Apple’s secrecy when it comes to product development is one of the defining characteristics of the company. But a former Apple HR exec said that it came at a high price: engineer burnout and frustration. Ultimately, he argues, it stifled innovation within the company.
Chris Deaver, who was a senior HR business partner at Apple from 2015 to 2019, says that the company tried an experiment with the development of AirPods Pro, to see whether it was possible to create a more collaborative working environment while still ensuring secrecy …
Deaver wrote in a Fast Company piece that he understood Apple’s motivation for secrecy.
Secrecy is a value it held dear, to preserve the “surprise and delight” for customers. The kind that arrives on the day of launch when nobody (not even most employees) anticipate how insanely great new products will be.
But he said that he very quickly realized the dark side of different teams working in silos.
Hoarding of critical information. Pushing personal agendas. Infighting. As a new HR business partner, I was often pulled into these escalations. And it was usually about “that team not sharing.”
He said it was so bad that engineers didn’t even know who they could and couldn’t talk to about their work.
I’d hear one new employee after another, brilliant people, asking the essential question: “How do I operate like this? If I can only share information with certain people, how do I know who and when? I don’t want to end up fired or in jail.”
The friction created by these separate silos meant that it was super stressful when they did eventually come together, even creating enemies among people from different teams.
Teams were innovating for months in silos only to finally converge in the eleventh hour before launch, ending up in five- or six-hour-long daily meetings, causing tremendous friction and burnout. People were frustrated. They wanted to leave or to “never work with that one person again.”
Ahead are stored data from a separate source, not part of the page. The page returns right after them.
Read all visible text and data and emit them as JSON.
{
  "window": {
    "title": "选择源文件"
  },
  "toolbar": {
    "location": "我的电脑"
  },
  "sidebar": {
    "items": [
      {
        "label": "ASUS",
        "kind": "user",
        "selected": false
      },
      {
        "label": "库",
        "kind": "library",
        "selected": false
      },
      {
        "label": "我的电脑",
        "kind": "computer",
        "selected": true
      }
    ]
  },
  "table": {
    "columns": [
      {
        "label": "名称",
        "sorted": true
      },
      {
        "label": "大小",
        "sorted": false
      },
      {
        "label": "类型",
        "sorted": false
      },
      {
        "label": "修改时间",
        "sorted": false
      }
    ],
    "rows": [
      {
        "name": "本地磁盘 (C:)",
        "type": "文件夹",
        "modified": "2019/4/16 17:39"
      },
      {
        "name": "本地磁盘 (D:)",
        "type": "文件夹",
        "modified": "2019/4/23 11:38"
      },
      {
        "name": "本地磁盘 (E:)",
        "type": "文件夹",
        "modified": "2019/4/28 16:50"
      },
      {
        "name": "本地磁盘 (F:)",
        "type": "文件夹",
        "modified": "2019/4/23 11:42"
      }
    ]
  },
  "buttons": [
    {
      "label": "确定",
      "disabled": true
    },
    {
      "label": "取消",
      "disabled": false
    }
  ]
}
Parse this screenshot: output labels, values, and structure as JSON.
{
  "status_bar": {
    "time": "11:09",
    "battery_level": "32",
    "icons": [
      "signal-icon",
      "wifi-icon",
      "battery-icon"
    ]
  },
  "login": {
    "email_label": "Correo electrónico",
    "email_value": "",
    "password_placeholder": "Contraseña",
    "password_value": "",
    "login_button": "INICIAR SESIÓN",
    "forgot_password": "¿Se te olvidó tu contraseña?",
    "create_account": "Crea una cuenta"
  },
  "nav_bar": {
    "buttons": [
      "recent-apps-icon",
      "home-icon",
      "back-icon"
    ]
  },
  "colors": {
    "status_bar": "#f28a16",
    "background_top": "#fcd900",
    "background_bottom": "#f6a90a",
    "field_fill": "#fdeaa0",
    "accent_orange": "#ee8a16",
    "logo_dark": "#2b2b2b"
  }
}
Deaver found that the camera teams within Apple had a different approach, creating a ‘braintrust’ which operated across silos.
We discovered “The Camera Braintrust” (as in iPhone camera, or the cameras in any hardware devices), or “CBT,” and applied these key ingredients: a weekly cross-staff transparency session, focusing on a vulnerable or open approach to sharing challenges they were facing. Each leader and team with a voice, each sharing exactly where they were in their development, and what they needed from the other teams. This led to cycles of innovation that had accelerated the camera technology to new heights, making it the gold standard of collaboration.
Frustratingly, no explanation is given for why the camera teams were allowed to operate in this more open manner. But it did provide an example for Deaver and others to point to, persuading senior Apple execs to test the same approach with the development of the AirPods Pro.
This was deemed a success, and a somewhat more open approach was rolled out across other product teams within Apple in an initiative known as Different Together.
What emerged was a culture shift to what we called “Different Together,” the next-level notion for Apple’s future. Combining the power of the historic definition of “Think Different,” which highlighted the strength of infinite variety in voices, with the power of doing it all “Together.” All of this is enabled by being better at sharing.
Understandably, Deaver doesn’t go into details on the compromise between secrecy and collaboration, but it appears that the AirPods Pro set a precedent for at least a somewhat more open development process.